Hoonah Fire of 1944 (Film)

This 22-minute film is a Huna Heritage Foundation production, in association with the Institute of Museum and Library Services. It was created by Melissa Fisher for Huna Heritage in 2019 from archival footage, interviews and photographs.

1944 was during World War II and there was an internment camp in Excursion Inlet. Some fuel drums from the camp were found by Hoonah residents and salvaged the drums of fuel, storing them under their homes. The fuel was too high octane for fuel tanks but could be used for lamps. The summer of 1944 was a hot one. June 14, 1944 was a very hot day with a strong breeze blowing from the North. Most of the men were out fishing and some men were serving in the military. Houses on the waterfront were built high enough off the ground that some people smoked fish under their house. Canvas tarps were used to cover the pilings of the homes. One of the tarps caught fire from the fire used to smoke the fish. The fire quickly became out of control and when the drums of fuel caught fire and exploded the fire became unstoppable.

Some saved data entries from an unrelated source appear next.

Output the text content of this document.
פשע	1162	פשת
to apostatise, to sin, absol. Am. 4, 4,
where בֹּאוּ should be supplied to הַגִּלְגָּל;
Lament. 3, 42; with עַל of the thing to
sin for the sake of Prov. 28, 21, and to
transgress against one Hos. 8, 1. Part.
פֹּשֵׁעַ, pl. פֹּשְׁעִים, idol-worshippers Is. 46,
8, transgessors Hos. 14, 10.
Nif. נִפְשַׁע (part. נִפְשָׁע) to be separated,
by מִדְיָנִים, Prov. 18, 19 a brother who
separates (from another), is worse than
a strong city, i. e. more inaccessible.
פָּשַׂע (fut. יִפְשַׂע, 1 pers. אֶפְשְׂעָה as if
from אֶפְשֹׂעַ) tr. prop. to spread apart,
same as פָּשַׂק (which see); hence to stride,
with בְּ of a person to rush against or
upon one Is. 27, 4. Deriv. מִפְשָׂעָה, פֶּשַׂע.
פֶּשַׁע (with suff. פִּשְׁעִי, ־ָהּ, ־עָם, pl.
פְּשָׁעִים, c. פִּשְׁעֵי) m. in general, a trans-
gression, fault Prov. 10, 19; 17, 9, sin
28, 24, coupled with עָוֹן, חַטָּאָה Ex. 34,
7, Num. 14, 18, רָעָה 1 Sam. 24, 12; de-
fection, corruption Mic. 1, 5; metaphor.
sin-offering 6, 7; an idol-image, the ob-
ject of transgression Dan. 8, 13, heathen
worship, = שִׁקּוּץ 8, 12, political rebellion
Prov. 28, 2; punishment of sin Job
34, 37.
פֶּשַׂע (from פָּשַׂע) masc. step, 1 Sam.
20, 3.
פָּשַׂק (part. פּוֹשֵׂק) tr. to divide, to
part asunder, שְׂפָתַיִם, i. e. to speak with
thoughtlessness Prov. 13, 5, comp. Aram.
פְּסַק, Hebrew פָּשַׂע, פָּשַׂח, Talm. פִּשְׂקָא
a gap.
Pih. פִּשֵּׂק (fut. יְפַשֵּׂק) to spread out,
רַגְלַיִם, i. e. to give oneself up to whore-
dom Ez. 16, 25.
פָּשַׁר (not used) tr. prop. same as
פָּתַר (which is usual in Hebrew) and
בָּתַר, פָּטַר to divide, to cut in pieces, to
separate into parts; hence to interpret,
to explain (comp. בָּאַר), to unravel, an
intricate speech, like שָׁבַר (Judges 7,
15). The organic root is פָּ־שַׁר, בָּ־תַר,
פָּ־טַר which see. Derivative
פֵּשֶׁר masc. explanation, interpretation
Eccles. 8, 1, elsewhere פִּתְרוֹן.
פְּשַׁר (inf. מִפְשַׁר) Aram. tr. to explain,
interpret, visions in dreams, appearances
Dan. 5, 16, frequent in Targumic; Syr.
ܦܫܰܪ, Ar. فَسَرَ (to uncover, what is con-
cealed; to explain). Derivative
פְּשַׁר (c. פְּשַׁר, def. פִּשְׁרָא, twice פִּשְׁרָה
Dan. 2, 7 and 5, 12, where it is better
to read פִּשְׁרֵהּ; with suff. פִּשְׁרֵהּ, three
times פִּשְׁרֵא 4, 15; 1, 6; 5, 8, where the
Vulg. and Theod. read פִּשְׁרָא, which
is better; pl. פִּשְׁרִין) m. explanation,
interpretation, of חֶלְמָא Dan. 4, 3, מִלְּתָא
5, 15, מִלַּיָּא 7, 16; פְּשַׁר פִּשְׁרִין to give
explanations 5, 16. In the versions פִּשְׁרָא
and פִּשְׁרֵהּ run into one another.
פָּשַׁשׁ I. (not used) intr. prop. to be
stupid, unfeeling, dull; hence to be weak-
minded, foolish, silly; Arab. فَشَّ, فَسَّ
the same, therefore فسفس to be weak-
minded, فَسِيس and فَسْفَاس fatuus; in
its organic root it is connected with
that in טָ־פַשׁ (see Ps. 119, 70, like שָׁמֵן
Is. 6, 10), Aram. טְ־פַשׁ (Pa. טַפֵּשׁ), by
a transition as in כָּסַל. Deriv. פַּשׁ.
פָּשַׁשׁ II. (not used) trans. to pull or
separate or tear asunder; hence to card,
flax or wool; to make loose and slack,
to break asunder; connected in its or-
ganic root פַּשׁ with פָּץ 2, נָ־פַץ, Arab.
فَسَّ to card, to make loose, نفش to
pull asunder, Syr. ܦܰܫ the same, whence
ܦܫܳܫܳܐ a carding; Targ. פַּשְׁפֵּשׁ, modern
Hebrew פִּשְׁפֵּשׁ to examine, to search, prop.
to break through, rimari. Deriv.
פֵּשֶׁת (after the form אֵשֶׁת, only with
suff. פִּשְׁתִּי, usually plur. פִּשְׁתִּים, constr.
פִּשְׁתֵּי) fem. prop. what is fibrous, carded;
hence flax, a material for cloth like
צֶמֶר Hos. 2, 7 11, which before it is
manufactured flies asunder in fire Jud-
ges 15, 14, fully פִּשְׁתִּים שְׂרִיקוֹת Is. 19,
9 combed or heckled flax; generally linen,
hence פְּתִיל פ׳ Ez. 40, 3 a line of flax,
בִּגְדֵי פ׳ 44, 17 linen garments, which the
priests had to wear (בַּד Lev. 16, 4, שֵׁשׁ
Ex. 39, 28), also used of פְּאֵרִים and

The houses were so close together that some estimates say that it only took twenty minutes for about eighty percent of the town to burn down. People tried their best to put the fire out but there was no fire truck or fire department at the time. A bucket brigade was not enough to combat the fire. Community members had to grab what they could in just minutes. There was only one casualty, a man by the name of John C. Smith. He lost his life because he would not leave the precious cultural items he was caretaker of and the people respected his wishes.